The past few weeks were marked by the judgment of significant tax issues by the Plenary of the Brazilian Federal Supreme Court – STF, mainly referring to lawsuits that had dragged on for years and generated many uncertainties for taxpayers. These decisions (except for ADPF No. 198) were now rendered in the system of ‘general repercussion’, being therefore valid for all taxpayers.

In the judgment of Extraordinary Appeal (RE) No. 598677, the STF understood that it is unconstitutional that a state decree obliges the taxpayers to make the advance payment of the state VAT ‘ICMS’ – related to subsequent transactions – at the entry of goods in its territory, even without a provision for the application of the ICMS tax substitution regime.



According to the justices, the advance payment requirement must be established by law, since demanding the ICMS before the occurrence of the tax triggering event (circulation of goods) is not a mere regulation of the tax payment term (which could be carried out by a state decree), but rather the creation of a presumed tax triggering event.



Although the decision was directed to the State of Rio Grande do Sul, it can be applied to all the states that carry out such collection based on a state decree. Taxpayers can file lawsuits to plead for the termination of such ICMS collections and the refund of amounts of ICMS unduly paid in the past five years.



Another very important case, with high impact to imports and resales in the domestic market, has been decided in the judgment of RE No. 946648. After years of discussion and changes of interpretations by the courts, the STF finally decided that it is constitutional that the levy of the federal excise tax ‘IPI’ (tax on manufactured products) on the customs clearance of industrialised products and also on their exit from the importing establishment for domestic resale, even if no manufacturing is carried out by the importer.

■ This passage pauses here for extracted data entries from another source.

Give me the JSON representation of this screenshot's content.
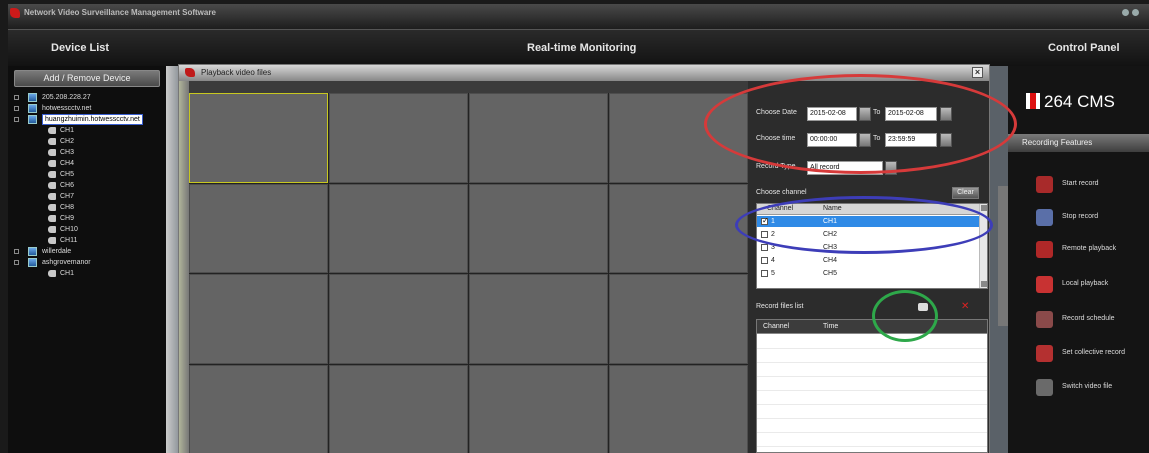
{
  "app": {
    "title": "Network Video Surveillance Management Software"
  },
  "header": {
    "device_list": "Device List",
    "realtime": "Real-time Monitoring",
    "control_panel": "Control Panel"
  },
  "left_panel": {
    "add_remove": "Add / Remove Device",
    "tree": [
      {
        "label": "205.208.228.27",
        "level": 0,
        "type": "device",
        "expand": "+"
      },
      {
        "label": "hotwesscctv.net",
        "level": 0,
        "type": "device",
        "expand": "+"
      },
      {
        "label": "huangzhuimin.hotwesscctv.net",
        "level": 0,
        "type": "device",
        "expand": "-",
        "selected": true
      },
      {
        "label": "CH1",
        "level": 1,
        "type": "camera"
      },
      {
        "label": "CH2",
        "level": 1,
        "type": "camera"
      },
      {
        "label": "CH3",
        "level": 1,
        "type": "camera"
      },
      {
        "label": "CH4",
        "level": 1,
        "type": "camera"
      },
      {
        "label": "CH5",
        "level": 1,
        "type": "camera"
      },
      {
        "label": "CH6",
        "level": 1,
        "type": "camera"
      },
      {
        "label": "CH7",
        "level": 1,
        "type": "camera"
      },
      {
        "label": "CH8",
        "level": 1,
        "type": "camera"
      },
      {
        "label": "CH9",
        "level": 1,
        "type": "camera"
      },
      {
        "label": "CH10",
        "level": 1,
        "type": "camera"
      },
      {
        "label": "CH11",
        "level": 1,
        "type": "camera"
      },
      {
        "label": "willerdale",
        "level": 0,
        "type": "device",
        "expand": "+"
      },
      {
        "label": "ashgrovemanor",
        "level": 0,
        "type": "device",
        "expand": "-"
      },
      {
        "label": "CH1",
        "level": 1,
        "type": "camera"
      }
    ]
  },
  "dialog": {
    "title": "Playback video files",
    "close": "×",
    "choose_date_label": "Choose Date",
    "date_from": "2015-02-08",
    "to_label": "To",
    "date_to": "2015-02-08",
    "choose_time_label": "Choose time",
    "time_from": "00:00:00",
    "time_to": "23:59:59",
    "record_type_label": "Record Type",
    "record_type_value": "All record",
    "choose_channel_label": "Choose channel",
    "clear_label": "Clear",
    "channel_columns": [
      "Channel",
      "Name"
    ],
    "channels": [
      {
        "num": "1",
        "name": "CH1",
        "checked": true,
        "selected": true
      },
      {
        "num": "2",
        "name": "CH2",
        "checked": false
      },
      {
        "num": "3",
        "name": "CH3",
        "checked": false
      },
      {
        "num": "4",
        "name": "CH4",
        "checked": false
      },
      {
        "num": "5",
        "name": "CH5",
        "checked": false
      }
    ],
    "record_list_label": "Record files list",
    "record_columns": [
      "Channel",
      "Time"
    ]
  },
  "right_panel": {
    "logo_text": "264 CMS",
    "recording_features": "Recording Features",
    "features": [
      {
        "label": "Start record",
        "icon": "start-record-icon",
        "color": "#a82a2a"
      },
      {
        "label": "Stop record",
        "icon": "stop-record-icon",
        "color": "#5a6fa8"
      },
      {
        "label": "Remote playback",
        "icon": "remote-playback-icon",
        "color": "#b02828"
      },
      {
        "label": "Local playback",
        "icon": "local-playback-icon",
        "color": "#c83232"
      },
      {
        "label": "Record schedule",
        "icon": "record-schedule-icon",
        "color": "#8a4a4a"
      },
      {
        "label": "Set collective record",
        "icon": "collective-record-icon",
        "color": "#b43030"
      },
      {
        "label": "Switch video file",
        "icon": "switch-video-icon",
        "color": "#6a6a6a"
      }
    ]
  },
  "colors": {
    "annotation_red": "#d63a3a",
    "annotation_blue": "#3d3db8",
    "annotation_green": "#2ea84a"
  }
}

In summary, the importers questioned the levy of the IPI at the domestic resale stage alleging double taxation as, between the import and the resale, the imported goods are not subject to any manufacturing process, which could justify the valid IPI incidence. Furthermore, the violation of the constitutional principle of tax isonomy has been argued, as the situation places an excessive burden on the importer in relation to the national manufacturer.



However, most STF justices construed that it is not a case of double taxation, as the taxable events are different. Upon the customs clearance, the taxpayer pays the IPI as importer and, due to the domestic sale, it is held by law equivalent to a manufacturer and, therefore, obliged to pay the IPI again. The IPI is a non-cumulative tax, subject to a debit and credit system, but usually the price of the domestic sale is considerably higher than the import price, situation that undoubtedly increases the tax burden in these transactions.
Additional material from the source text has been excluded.